Now what does all this mean? As time progresses the distinctions between the organic and inorganic will no doubt become nebulous, as technology continues to develop and society along with it. Through popular media we can attempt to understand the changing world in which we live and hope to create an understanding of the future. Although a concise definition of cyborg was beyond the scope of this paper, the goal of providing further insight and discussion on how and why the cyborg exists within contemporary society was not. Until a time travel technology is developed or we are able to see into the future no one will ever truly be able to see what the future holds or whether there will even be a future, however one thing is likely for certain and that is the continual development of technologies which further propagate the amalgamation of both “man and machine”.
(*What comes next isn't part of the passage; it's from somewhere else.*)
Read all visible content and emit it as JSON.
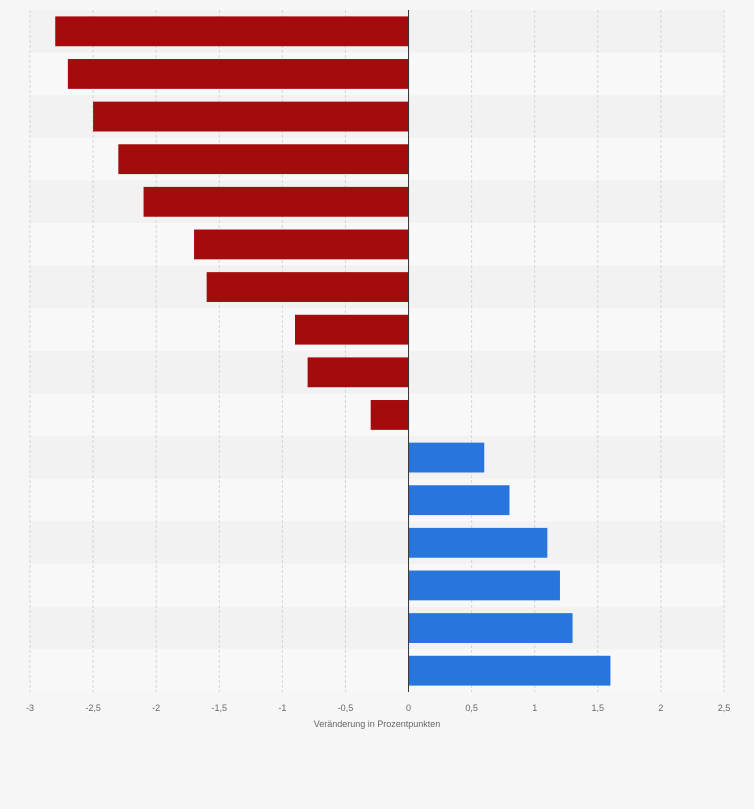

Sources 1. (Strategic computing Second Annual Report. DARPA. February 1986) in Gray, Chris, H, and Mentor, Steven, and Figueroa-Sarriera, Heidi, eds. (1995). The Cyborg Handbook. London; New York: Routledge. 2. Bowring, Finn. (2003). Science Seeds and Cyborgs: Biotechnology and the Appropriation of Life. London: Verso. 3. Clynes, Manfred, E, and Kline, Nathan, in Gray, Chris, H, and Mentor, Steven, and Figueroa-Sarriera, Heidi, eds. (1995). The Cyborg Handbook. London; New York: Routledge. 4. Gray, Chris, H, and Mentor, Steven, and Figueroa-Sarriera, Heidi, eds. (1995). The Cyborg Handbook. London; New York: Routledge. 5. Moravec, Hans. (1988). “Mind Children: The Future of Robot and Human Intelligence”. Harvard University Press, p. 180. 6. Silver, Lee, M. (1999). Remaking Eden: Cloning, Genetic Engineering and the Future of Humankind? London: Phoenix. 7. Sloterdjik, Peter. (2000). “Anthropo-Technology”. New Perspectives Quarterly, vol. 17, no. 3, Summer, p. 18.